Ele mencionou os chamados riscos existenciais da inteligência artificial.

O termo é utilizado em discussões sobre cenários extremos nos quais sistemas muito poderosos poderiam causar danos catastróficos, especialmente se fossem utilizados deliberadamente por atores mal-intencionados ou desenvolvessem capacidades difíceis de controlar.

Isso não significa que exista consenso de que esses cenários acontecerão.

Pesquisadores, empresas e especialistas divergem bastante sobre sua probabilidade, o horizonte temporal e até sobre quais riscos deveriam receber prioridade.

O ponto levantado por Charles é outro: se as consequências potenciais forem suficientemente graves, esperar até que o perigo esteja comprovado pode ser tarde demais para desenvolver proteções eficazes.

Nem os líderes da tecnologia concordam sobre a velocidade certa

O encontro acontece justamente quando as diferenças dentro da própria indústria estão ficando mais visíveis.

Alguns pesquisadores e executivos defendem mecanismos mais fortes de avaliação, coordenação e controle antes que modelos significativamente mais capazes sejam lançados.

Outros consideram que interromper ou desacelerar amplamente o desenvolvimento pode criar novos problemas.

Jensen Huang, da Nvidia, defendeu uma postura de “otimismo responsável” e argumentou que empresas devem evitar lançar sistemas antes que estejam suficientemente desenvolvidos e seguros.
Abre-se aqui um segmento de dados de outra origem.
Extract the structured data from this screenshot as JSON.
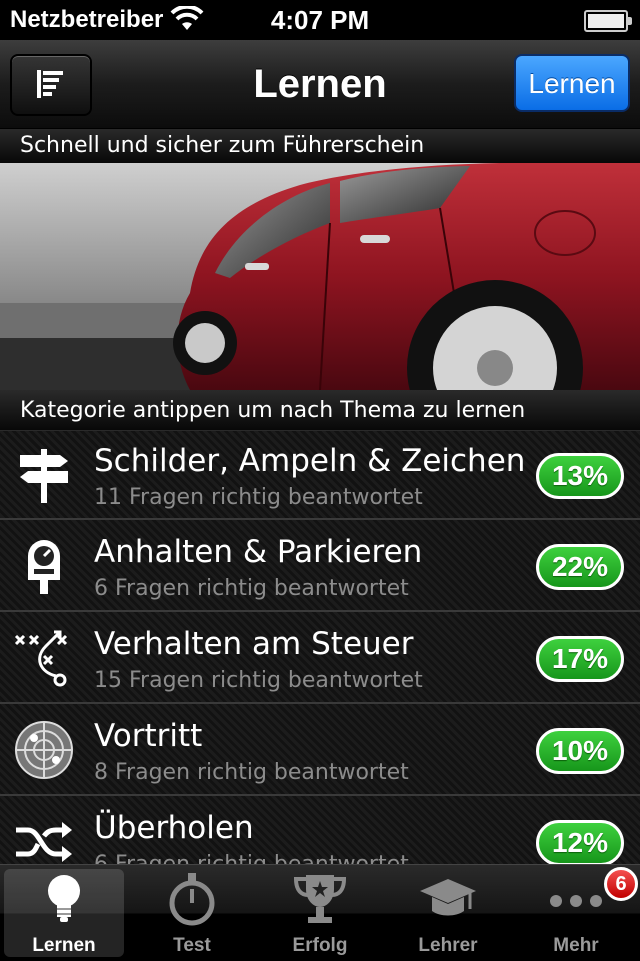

O debate também envolve uma pergunta particularmente difícil: as próprias empresas deveriam decidir quais limites seguir ou governos precisam estabelecer regras obrigatórias?

Essa discussão tende a ficar mais complicada conforme diferentes países competem pela liderança em IA.

Se uma empresa desacelera enquanto outra continua avançando, existe um incentivo econômico para correr. O mesmo raciocínio pode acontecer entre países.

É justamente por isso que Charles colocou cooperação internacional no centro de sua segunda pergunta.

A preocupação do rei não começou agora

Charles III já havia participado do debate durante a cúpula britânica de segurança em IA realizada em Bletchley Park, em 2023.

Na época, pediu união internacional para enfrentar riscos que, segundo ele, não respeitariam fronteiras.

Três anos depois, a tecnologia avançou consideravelmente e a discussão deixou de estar restrita a laboratórios e empresas especializadas.

Modelos conseguem gerar vídeos, programar, pesquisar, operar ferramentas e realizar sequências cada vez mais complexas de tarefas.

Para Charles, as decisões tomadas justamente nesta fase terão consequências muito além da geração atual.

Sua ideia central pode ser resumida de maneira simples: a tecnologia deve permanecer a serviço das pessoas, das comunidades e do mundo natural.

A pergunta agora é quem define os limites

A reunião na Escócia não terminou com um grande tratado internacional nem com novas regras obrigatórias para as empresas.

Mas mostrou como o debate sobre inteligência artificial mudou.

Há poucos anos, grande parte da discussão girava em torno daquilo que os modelos seriam capazes de fazer.

Agora, uma pergunta diferente começa a ganhar espaço: o que deveríamos permitir que eles façam?

E existe uma segunda questão ainda mais complicada.

Quem deve tomar essa decisão?

Empresas, governos, cientistas, organizações internacionais ou alguma combinação de todos eles?

Charles III não apresentou a resposta.

Em vez disso, colocou a responsabilidade justamente diante das pessoas que estão construindo alguns dos sistemas mais poderosos do mundo.

Porque, em sua visão, existe algo que nenhuma corrida tecnológica deveria colocar em jogo: a capacidade humana de continuar decidindo o próprio futuro.